Je me fais donc de l’auto-publicité et je te mets le lien avec le numéro de « Vie pédagogique » dans lequel mon article a été publié, en p.13 Voici le lien… http://bit.ly/eF5k8P

Tes commentaires seront les bienvenus …

Amicalement, Richard

Commentaire par Richard

Bonjour Richard,
J’ai pris le temps de lire attentivement cet article de Vie Pédagogique. Le genre que j’aurais aimé écrire moi-même, tant il met en mots ma pensée. Mais ça, tu l’auras deviné.
Je me désole cependant en constatant qu’il date de 2002. Faut-il que la résistance aux changements soit puissante, faut-il que les enseignants soient encarcanés à ce point pour ne pas avoir fait plus de chemin, depuis toutes ces années… L’article semble encore tellement d’actualité.
Entendons-nous, je ne blâme personne. Je constate seulement. Comme toi, je crois.
Je me surprends aussi à me demander, quelquefois, si les maisons d’éditions n’exercent pas un puissant lobbying, auprès des commissions scolaires. Il doit y avoir une raison pour que les choses stagnent à ce point.
Je constate donc que le changement graduel n’est pas au rendez-vous. La solution ?
Scoop Canada était très bien parti pour répondre à tous les besoins énumérés dans ton article. Ils ont dû cesser leurs opérations. Je crois que c’est par manque d’abonnements. C’est long, changer la culture d’une organisation.
La prochaine fois que se présentera une occasion semblable, j’espère que nous serons plus nombreux à monter dans le train.
Mais toi et moi, je pense qu’on ne sera plus là ;-(

Commentaire par mariellepotvin

Bonjour Marielle!

La classe sans papier vous salue humblement!

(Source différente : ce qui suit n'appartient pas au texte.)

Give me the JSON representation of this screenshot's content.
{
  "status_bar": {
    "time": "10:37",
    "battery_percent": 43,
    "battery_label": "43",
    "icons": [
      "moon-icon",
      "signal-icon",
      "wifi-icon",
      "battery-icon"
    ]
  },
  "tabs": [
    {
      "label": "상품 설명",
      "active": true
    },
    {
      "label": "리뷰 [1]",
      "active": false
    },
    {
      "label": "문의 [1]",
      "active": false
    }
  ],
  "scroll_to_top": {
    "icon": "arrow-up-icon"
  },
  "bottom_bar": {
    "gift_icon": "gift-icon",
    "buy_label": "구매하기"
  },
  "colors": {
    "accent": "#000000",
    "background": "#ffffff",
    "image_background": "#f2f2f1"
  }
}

Sans manuel, voici ce qu’on fait :

La semaine dernière, nous avons parlé des dangers relatifs aux activités sportives suite à l’incident Chara-Pacioretty. Communication orale, argumentation, dialogue, démarche de recherche, lecture, sciences, écriture…

Cette semaine, nous traitons des catastrophes naturelles et de leurs conséquences en lien avec le séisme qui a fait tant de ravage au Japon. Univers social, statistiques, lecture, écriture, méthodologie, sciences…

La semaine prochaine, nous verrons bien!

Les élèves sont motivés, engagés et ils apprennent! Le tout sans que je n’aie de comportements dérangeants à gérer! Je peux me concentrer sur l’évolution de chacun de mes élèves!

À bientôt!

François

Commentaire par François Bourdon

Continue ce merveilleux travail, François!
Un jour, nous serons nombreux à prendre exemple sur ce que vous faites, Pierre et toi. Tu verras!

Commentaire par mariellepotvin

Mme Potvin,
Commentaire sur votre réponse à une mère d’une jeune fille dysphasique (Yoopa). La dysphasie n’est pas un trouble d’apprentissage, mais bien un trouble de langage qui cause des troubles d’apprentissages. Sachez que les PI sont des outils tres pertinents, car ils mettent en reliefs les BESOINS des eleves peu importe le diagnostique. Vous devriez lire les résultats de recherches en lien avec tout ce que vous avancez dans cette réponse, vous travaillez contre le courant chère dame…

Commentaire par Louise

Bonjour Mme Louise,
D’après l’adresse courriel rattachée à votre commentaire, il me semble comprendre que vous êtes européenne. D’où un certain malentendu dans les propos. Ce n’est pas la première fois que je remarque les différences culturelles entre nous.
Primo, la dysphasie est bel et bien considérée comme faisant partie de la gamme des troubles d’apprentissage, au Québec.
Le développement du langage et de la conscience phonologique étant intimement lié aux apprentissages de la lecture et de l’écriture, les orthopédagogues (appelés logopèdes, je crois, en Europe)détiennent une formation pour intervenir sur ces plans.
D’autre part, je ne prétends pas que les PI (plans d’interventions) ne servent à rien. Je constate toutefois que dans la situation qui nous a été décrite dans l’article dont vous parlez, il n’a pas servi à grand’chose.
En terminant, j’ajouterai simplement que votre remarque au sujet du fait que je travaille contre le courant est reçue, de ma part, comme un compliment.

Commentaire par mariellepotvin

Salut Marielle,
Les changements au niveau scolaire seront difficiles à réaliser tant et aussi longtemps que les intervenants n’admettront pas que les jeunes d’aujourd’hui sont très différents de ceux des générations précédentes. La « génération digitale » est dans nos classes présentement et les habiletés / compétences qu’ils doivent développer pour survivre dans le monde de demain ne correspondent plus à celles priorisées dans le réseau scolaire.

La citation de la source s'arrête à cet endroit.